Thursday, March 13, 2014

What it means when there is bombing in southern Israel

I first learned about it last night on Facebook, which is arguably a weird source for news, but there it was: "This evening, Gaza terrorists fired more than 30 rockets at Israeli communities." Checking a more reliable news source, I found out that, indeed, over 40 rockets had been fired from Gaza into communities in southern Israel.
The Code Red siren was sounded in several southern Israeli communities. Residents were instructed by the IDF to remain in bomb shelters.
I traveled in Israel about a year ago, and our group visited some of these communities in the south of Israel that are frequently attacked by rockets from Gaza.
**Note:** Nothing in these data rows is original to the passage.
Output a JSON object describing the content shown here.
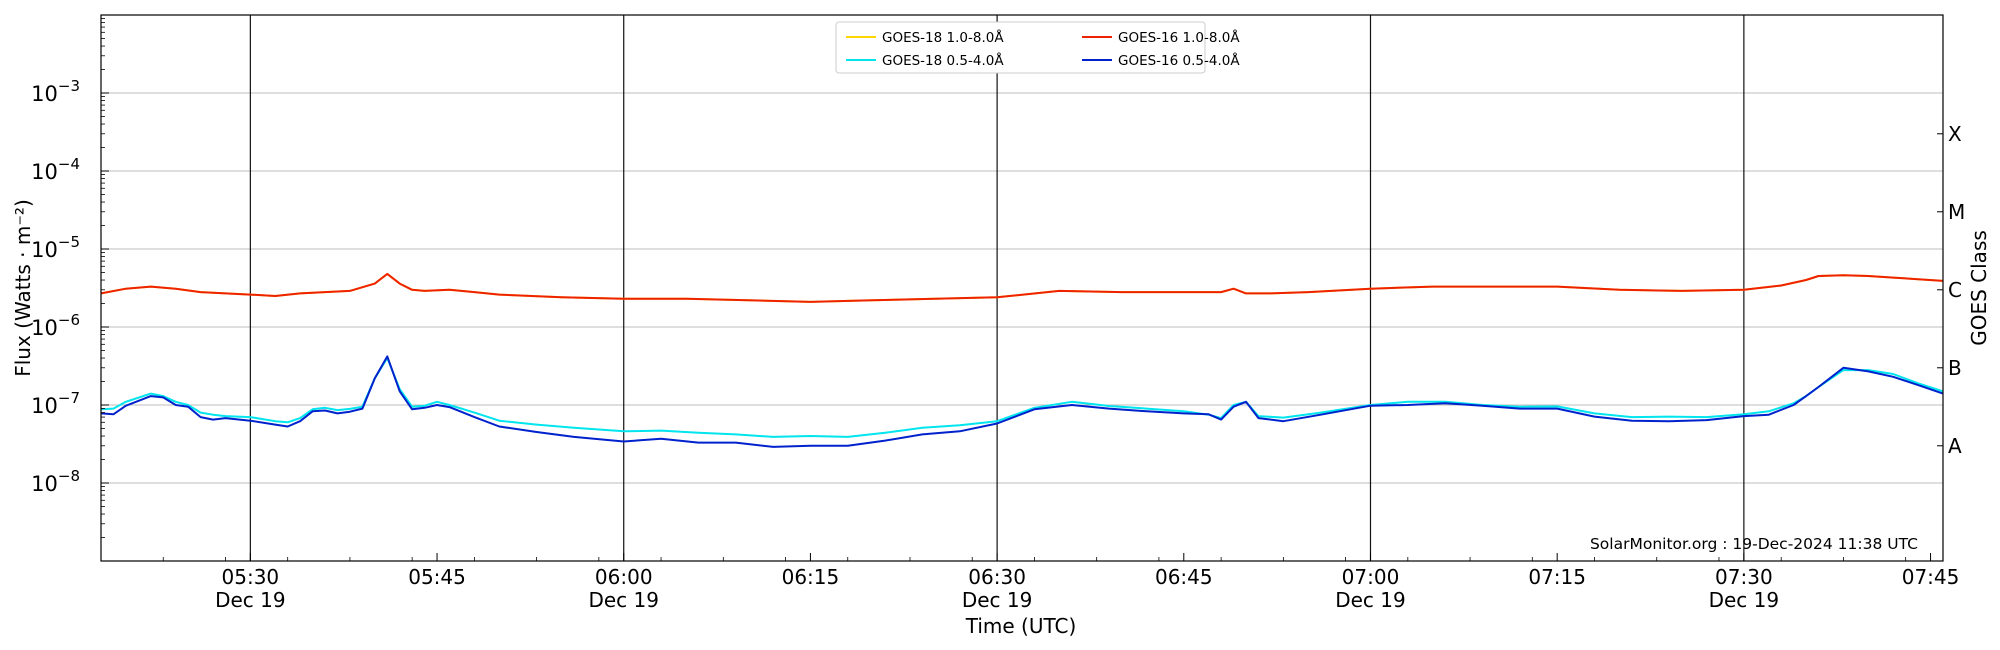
{
  "chart_data": {
    "type": "line",
    "xlabel": "Time (UTC)",
    "ylabel": "Flux (Watts · m⁻²)",
    "right_axis_label": "GOES Class",
    "y_scale": "log",
    "ylim": [
      1e-09,
      0.01
    ],
    "xlim": [
      "2024-12-19 05:18",
      "2024-12-19 07:46"
    ],
    "grid": "horizontal",
    "legend_position": "top-center",
    "watermark": "SolarMonitor.org : 19-Dec-2024 11:38 UTC",
    "y_ticks": [
      {
        "value": 1e-08,
        "base": "10",
        "exp": "−8"
      },
      {
        "value": 1e-07,
        "base": "10",
        "exp": "−7"
      },
      {
        "value": 1e-06,
        "base": "10",
        "exp": "−6"
      },
      {
        "value": 1e-05,
        "base": "10",
        "exp": "−5"
      },
      {
        "value": 0.0001,
        "base": "10",
        "exp": "−4"
      },
      {
        "value": 0.001,
        "base": "10",
        "exp": "−3"
      }
    ],
    "x_ticks": [
      {
        "time": "05:30",
        "date": "Dec 19"
      },
      {
        "time": "05:45",
        "date": ""
      },
      {
        "time": "06:00",
        "date": "Dec 19"
      },
      {
        "time": "06:15",
        "date": ""
      },
      {
        "time": "06:30",
        "date": "Dec 19"
      },
      {
        "time": "06:45",
        "date": ""
      },
      {
        "time": "07:00",
        "date": "Dec 19"
      },
      {
        "time": "07:15",
        "date": ""
      },
      {
        "time": "07:30",
        "date": "Dec 19"
      },
      {
        "time": "07:45",
        "date": ""
      }
    ],
    "vertical_lines": [
      "05:30",
      "06:00",
      "06:30",
      "07:00",
      "07:30"
    ],
    "goes_classes": [
      {
        "label": "A",
        "value": 3e-08
      },
      {
        "label": "B",
        "value": 3e-07
      },
      {
        "label": "C",
        "value": 3e-06
      },
      {
        "label": "M",
        "value": 3e-05
      },
      {
        "label": "X",
        "value": 0.0003
      }
    ],
    "legend": [
      {
        "name": "GOES-18 1.0-8.0Å",
        "color": "#ffd700"
      },
      {
        "name": "GOES-18 0.5-4.0Å",
        "color": "#00e5ee"
      },
      {
        "name": "GOES-16 1.0-8.0Å",
        "color": "#ee2200"
      },
      {
        "name": "GOES-16 0.5-4.0Å",
        "color": "#0022cc"
      }
    ],
    "series": [
      {
        "name": "GOES-18 1.0-8.0Å",
        "color": "#ffd700",
        "x": [
          "05:18",
          "05:20",
          "05:22",
          "05:24",
          "05:26",
          "05:28",
          "05:30",
          "05:32",
          "05:34",
          "05:36",
          "05:38",
          "05:40",
          "05:41",
          "05:42",
          "05:43",
          "05:44",
          "05:46",
          "05:48",
          "05:50",
          "05:55",
          "06:00",
          "06:05",
          "06:10",
          "06:15",
          "06:20",
          "06:25",
          "06:30",
          "06:35",
          "06:40",
          "06:45",
          "06:48",
          "06:49",
          "06:50",
          "06:52",
          "06:55",
          "07:00",
          "07:05",
          "07:10",
          "07:15",
          "07:20",
          "07:25",
          "07:30",
          "07:33",
          "07:35",
          "07:36",
          "07:38",
          "07:40",
          "07:42",
          "07:44",
          "07:46"
        ],
        "y": [
          2.7e-06,
          3.1e-06,
          3.3e-06,
          3.1e-06,
          2.8e-06,
          2.7e-06,
          2.6e-06,
          2.5e-06,
          2.7e-06,
          2.8e-06,
          2.9e-06,
          3.6e-06,
          4.8e-06,
          3.6e-06,
          3e-06,
          2.9e-06,
          3e-06,
          2.8e-06,
          2.6e-06,
          2.4e-06,
          2.3e-06,
          2.3e-06,
          2.2e-06,
          2.1e-06,
          2.2e-06,
          2.3e-06,
          2.4e-06,
          2.9e-06,
          2.8e-06,
          2.8e-06,
          2.8e-06,
          3.1e-06,
          2.7e-06,
          2.7e-06,
          2.8e-06,
          3.1e-06,
          3.3e-06,
          3.3e-06,
          3.3e-06,
          3e-06,
          2.9e-06,
          3e-06,
          3.4e-06,
          4e-06,
          4.5e-06,
          4.6e-06,
          4.5e-06,
          4.3e-06,
          4.1e-06,
          3.9e-06
        ]
      },
      {
        "name": "GOES-16 1.0-8.0Å",
        "color": "#ee2200",
        "x": [
          "05:18",
          "05:20",
          "05:22",
          "05:24",
          "05:26",
          "05:28",
          "05:30",
          "05:32",
          "05:34",
          "05:36",
          "05:38",
          "05:40",
          "05:41",
          "05:42",
          "05:43",
          "05:44",
          "05:46",
          "05:48",
          "05:50",
          "05:55",
          "06:00",
          "06:05",
          "06:10",
          "06:15",
          "06:20",
          "06:25",
          "06:30",
          "06:35",
          "06:40",
          "06:45",
          "06:48",
          "06:49",
          "06:50",
          "06:52",
          "06:55",
          "07:00",
          "07:05",
          "07:10",
          "07:15",
          "07:20",
          "07:25",
          "07:30",
          "07:33",
          "07:35",
          "07:36",
          "07:38",
          "07:40",
          "07:42",
          "07:44",
          "07:46"
        ],
        "y": [
          2.7e-06,
          3.1e-06,
          3.3e-06,
          3.1e-06,
          2.8e-06,
          2.7e-06,
          2.6e-06,
          2.5e-06,
          2.7e-06,
          2.8e-06,
          2.9e-06,
          3.6e-06,
          4.8e-06,
          3.6e-06,
          3e-06,
          2.9e-06,
          3e-06,
          2.8e-06,
          2.6e-06,
          2.4e-06,
          2.3e-06,
          2.3e-06,
          2.2e-06,
          2.1e-06,
          2.2e-06,
          2.3e-06,
          2.4e-06,
          2.9e-06,
          2.8e-06,
          2.8e-06,
          2.8e-06,
          3.1e-06,
          2.7e-06,
          2.7e-06,
          2.8e-06,
          3.1e-06,
          3.3e-06,
          3.3e-06,
          3.3e-06,
          3e-06,
          2.9e-06,
          3e-06,
          3.4e-06,
          4e-06,
          4.5e-06,
          4.6e-06,
          4.5e-06,
          4.3e-06,
          4.1e-06,
          3.9e-06
        ]
      },
      {
        "name": "GOES-18 0.5-4.0Å",
        "color": "#00e5ee",
        "x": [
          "05:18",
          "05:19",
          "05:20",
          "05:22",
          "05:23",
          "05:24",
          "05:25",
          "05:26",
          "05:27",
          "05:28",
          "05:30",
          "05:32",
          "05:33",
          "05:34",
          "05:35",
          "05:36",
          "05:37",
          "05:38",
          "05:39",
          "05:40",
          "05:41",
          "05:42",
          "05:43",
          "05:44",
          "05:45",
          "05:46",
          "05:48",
          "05:50",
          "05:53",
          "05:56",
          "06:00",
          "06:03",
          "06:06",
          "06:09",
          "06:12",
          "06:15",
          "06:18",
          "06:21",
          "06:24",
          "06:27",
          "06:30",
          "06:33",
          "06:36",
          "06:39",
          "06:42",
          "06:45",
          "06:47",
          "06:48",
          "06:49",
          "06:50",
          "06:51",
          "06:53",
          "06:56",
          "07:00",
          "07:03",
          "07:06",
          "07:09",
          "07:12",
          "07:15",
          "07:18",
          "07:21",
          "07:24",
          "07:27",
          "07:30",
          "07:32",
          "07:34",
          "07:35",
          "07:36",
          "07:38",
          "07:40",
          "07:42",
          "07:44",
          "07:46"
        ],
        "y": [
          8.8e-08,
          9e-08,
          1.1e-07,
          1.4e-07,
          1.3e-07,
          1.1e-07,
          1e-07,
          8e-08,
          7.5e-08,
          7.2e-08,
          7e-08,
          6.2e-08,
          6e-08,
          6.8e-08,
          8.8e-08,
          9.2e-08,
          8.6e-08,
          8.9e-08,
          9.5e-08,
          2.2e-07,
          4e-07,
          1.6e-07,
          9.5e-08,
          9.8e-08,
          1.1e-07,
          1e-07,
          8e-08,
          6.3e-08,
          5.6e-08,
          5.1e-08,
          4.6e-08,
          4.7e-08,
          4.4e-08,
          4.2e-08,
          3.9e-08,
          4e-08,
          3.9e-08,
          4.4e-08,
          5.1e-08,
          5.5e-08,
          6.2e-08,
          9.2e-08,
          1.1e-07,
          9.7e-08,
          9e-08,
          8.3e-08,
          7.5e-08,
          6.8e-08,
          1e-07,
          1.1e-07,
          7.2e-08,
          6.9e-08,
          8e-08,
          1e-07,
          1.1e-07,
          1.1e-07,
          1e-07,
          9.5e-08,
          9.6e-08,
          7.8e-08,
          7e-08,
          7.1e-08,
          7e-08,
          7.6e-08,
          8.3e-08,
          1.05e-07,
          1.3e-07,
          1.7e-07,
          2.8e-07,
          2.8e-07,
          2.5e-07,
          1.9e-07,
          1.5e-07
        ]
      },
      {
        "name": "GOES-16 0.5-4.0Å",
        "color": "#0022cc",
        "x": [
          "05:18",
          "05:19",
          "05:20",
          "05:22",
          "05:23",
          "05:24",
          "05:25",
          "05:26",
          "05:27",
          "05:28",
          "05:30",
          "05:32",
          "05:33",
          "05:34",
          "05:35",
          "05:36",
          "05:37",
          "05:38",
          "05:39",
          "05:40",
          "05:41",
          "05:42",
          "05:43",
          "05:44",
          "05:45",
          "05:46",
          "05:48",
          "05:50",
          "05:53",
          "05:56",
          "06:00",
          "06:03",
          "06:06",
          "06:09",
          "06:12",
          "06:15",
          "06:18",
          "06:21",
          "06:24",
          "06:27",
          "06:30",
          "06:33",
          "06:36",
          "06:39",
          "06:42",
          "06:45",
          "06:47",
          "06:48",
          "06:49",
          "06:50",
          "06:51",
          "06:53",
          "06:56",
          "07:00",
          "07:03",
          "07:06",
          "07:09",
          "07:12",
          "07:15",
          "07:18",
          "07:21",
          "07:24",
          "07:27",
          "07:30",
          "07:32",
          "07:34",
          "07:35",
          "07:36",
          "07:38",
          "07:40",
          "07:42",
          "07:44",
          "07:46"
        ],
        "y": [
          7.8e-08,
          7.6e-08,
          9.8e-08,
          1.3e-07,
          1.25e-07,
          1e-07,
          9.5e-08,
          7e-08,
          6.5e-08,
          6.8e-08,
          6.3e-08,
          5.6e-08,
          5.3e-08,
          6.2e-08,
          8.3e-08,
          8.5e-08,
          7.8e-08,
          8.2e-08,
          9e-08,
          2.2e-07,
          4.2e-07,
          1.5e-07,
          8.8e-08,
          9.2e-08,
          1e-07,
          9.4e-08,
          7e-08,
          5.3e-08,
          4.5e-08,
          3.9e-08,
          3.4e-08,
          3.7e-08,
          3.3e-08,
          3.3e-08,
          2.9e-08,
          3e-08,
          3e-08,
          3.5e-08,
          4.2e-08,
          4.6e-08,
          5.8e-08,
          8.8e-08,
          1e-07,
          9e-08,
          8.3e-08,
          7.8e-08,
          7.6e-08,
          6.5e-08,
          9.5e-08,
          1.1e-07,
          6.8e-08,
          6.2e-08,
          7.5e-08,
          9.8e-08,
          1e-07,
          1.05e-07,
          9.8e-08,
          9e-08,
          9e-08,
          7.1e-08,
          6.3e-08,
          6.2e-08,
          6.4e-08,
          7.2e-08,
          7.5e-08,
          1e-07,
          1.3e-07,
          1.7e-07,
          3e-07,
          2.7e-07,
          2.3e-07,
          1.8e-07,
          1.4e-07
        ]
      }
    ]
  }
}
In particular, we toured a town called Sderot that is the closest town to Gaza. Every home has a safe room. Every bus stop is built of reinforced concrete and looks like a bunker. Every school and park has shelters. The reason? Try to imagine that at any moment, you could hear an alarm that means that you have 15 seconds to get to a bomb-proof shelter. 15 seconds. Then the bombs fall.

These videos are hard to watch. They make my stomach clench. But you should watch them.

This next one is the hardest to watch:

The situation has improved recently. There are less attacks. But each time one happens, the result is the same. Everyone runs to the shelters, and it's terrifying. How can people live like this? Should they be expected to live like this?